The Lucene solution to this is to use Untokenized fields in the index. Only problem, using untokenized fields in combination with the QueryParser is not recommended and tends to not work well since everything in the query is being tokenized. So, you should not use the QueryParser but programmatically construct your own Query. Nice but not what I want since it complicates my search API and I need to make complicated queries on the other end of it.

What I wanted is to match a url field against either the whole or part of the url (using wildcards). On top of that, I want to do that as part of a normal QueryParser query e.g. keyword: foo and link: “http://example.com/foo”. I’ve been doing this the wrong way for a while and let Lucene tokenize the url. So http://example.com/foo becomes [http] [example.com] [foo] for Lucene. The StandardAnalyzer is actually quite smart about hostnames as you can see since otherwise it would treat the . as a token separator as well.

This was working reasonably well for me. However, this week I ran into a nice borderline case where my url ended in …./s.a. Tokenization happens on characters like . and /. On top of that, the StandardAnalyzer that I use with the QueryParser also filters out stopwords like a, the, etc. Normally this is good (with text at least). But in my case it meant the last a was dropped and my query was getting full matches against entries with a similar link ending in e.g. s.b. Not good.
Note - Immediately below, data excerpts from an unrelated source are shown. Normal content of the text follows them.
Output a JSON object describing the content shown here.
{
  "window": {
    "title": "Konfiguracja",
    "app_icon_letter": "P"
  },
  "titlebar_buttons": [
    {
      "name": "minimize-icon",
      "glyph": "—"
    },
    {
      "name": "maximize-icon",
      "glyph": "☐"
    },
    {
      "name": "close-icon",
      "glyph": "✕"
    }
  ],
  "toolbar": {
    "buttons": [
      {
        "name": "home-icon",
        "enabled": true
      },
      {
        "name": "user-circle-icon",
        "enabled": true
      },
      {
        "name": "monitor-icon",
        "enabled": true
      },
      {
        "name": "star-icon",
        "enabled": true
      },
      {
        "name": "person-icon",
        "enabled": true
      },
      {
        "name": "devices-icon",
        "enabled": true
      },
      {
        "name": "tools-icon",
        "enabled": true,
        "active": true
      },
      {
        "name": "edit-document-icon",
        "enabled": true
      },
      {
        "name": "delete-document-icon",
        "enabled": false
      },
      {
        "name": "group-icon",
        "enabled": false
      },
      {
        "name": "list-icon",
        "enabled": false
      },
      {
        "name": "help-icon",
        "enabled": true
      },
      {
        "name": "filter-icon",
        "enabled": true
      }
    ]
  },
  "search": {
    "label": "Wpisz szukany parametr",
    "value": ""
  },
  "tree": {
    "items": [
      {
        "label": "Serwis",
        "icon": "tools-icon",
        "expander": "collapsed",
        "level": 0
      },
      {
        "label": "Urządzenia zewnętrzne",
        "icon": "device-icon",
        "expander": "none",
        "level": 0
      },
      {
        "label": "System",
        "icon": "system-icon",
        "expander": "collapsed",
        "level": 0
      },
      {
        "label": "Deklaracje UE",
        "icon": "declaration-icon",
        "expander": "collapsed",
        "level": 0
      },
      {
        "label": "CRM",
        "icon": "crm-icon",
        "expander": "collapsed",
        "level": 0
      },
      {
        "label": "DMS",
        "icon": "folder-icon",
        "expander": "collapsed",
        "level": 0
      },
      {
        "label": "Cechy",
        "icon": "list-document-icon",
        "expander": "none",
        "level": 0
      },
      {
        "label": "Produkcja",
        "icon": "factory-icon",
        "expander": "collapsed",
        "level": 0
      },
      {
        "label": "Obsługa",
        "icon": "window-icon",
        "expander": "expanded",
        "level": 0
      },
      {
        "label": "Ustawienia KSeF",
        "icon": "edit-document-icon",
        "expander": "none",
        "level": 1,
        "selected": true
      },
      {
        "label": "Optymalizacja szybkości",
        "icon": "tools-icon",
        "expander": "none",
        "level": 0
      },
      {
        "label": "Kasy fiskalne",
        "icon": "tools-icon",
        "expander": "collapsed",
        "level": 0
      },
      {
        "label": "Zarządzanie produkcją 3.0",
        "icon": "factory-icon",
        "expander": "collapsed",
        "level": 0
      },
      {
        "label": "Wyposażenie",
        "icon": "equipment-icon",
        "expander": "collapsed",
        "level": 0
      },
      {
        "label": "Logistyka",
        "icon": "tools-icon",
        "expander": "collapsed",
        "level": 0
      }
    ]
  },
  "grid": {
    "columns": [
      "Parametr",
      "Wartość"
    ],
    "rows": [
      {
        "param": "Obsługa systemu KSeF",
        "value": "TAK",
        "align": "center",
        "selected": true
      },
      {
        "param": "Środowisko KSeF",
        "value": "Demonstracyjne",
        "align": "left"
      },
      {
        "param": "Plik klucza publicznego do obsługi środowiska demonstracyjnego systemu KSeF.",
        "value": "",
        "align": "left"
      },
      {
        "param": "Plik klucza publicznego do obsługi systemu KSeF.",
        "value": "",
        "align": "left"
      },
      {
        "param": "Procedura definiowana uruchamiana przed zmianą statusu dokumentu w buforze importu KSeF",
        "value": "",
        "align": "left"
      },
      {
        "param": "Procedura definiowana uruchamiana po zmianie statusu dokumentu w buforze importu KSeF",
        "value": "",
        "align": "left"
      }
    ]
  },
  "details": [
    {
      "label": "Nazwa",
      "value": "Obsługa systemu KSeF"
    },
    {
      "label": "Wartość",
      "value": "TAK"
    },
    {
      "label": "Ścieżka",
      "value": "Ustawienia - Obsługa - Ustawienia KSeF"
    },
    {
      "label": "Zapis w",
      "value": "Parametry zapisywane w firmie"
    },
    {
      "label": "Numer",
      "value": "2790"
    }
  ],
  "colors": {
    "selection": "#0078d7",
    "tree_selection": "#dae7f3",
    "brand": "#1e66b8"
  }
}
Of course what I really wanted is to be able to use untokenized fields with the QueryParser. Instead what I did this week was create a tokenizer that for selected fields skips tokenization and treats the entire field content as a single token. I won’t put the code for that here but it is quite easy:

  • extend Analyzer
  • override tokenStream(String field, Reader r)
  • if field matches any of your special fields, return a custom TokenStream that returns the entire content of the Reader as a single Token, else just delegate to a StandardAnalyzer instance.

This is a great way to influence the tokenization and also enables a few more interesting hacks that I might explore later on.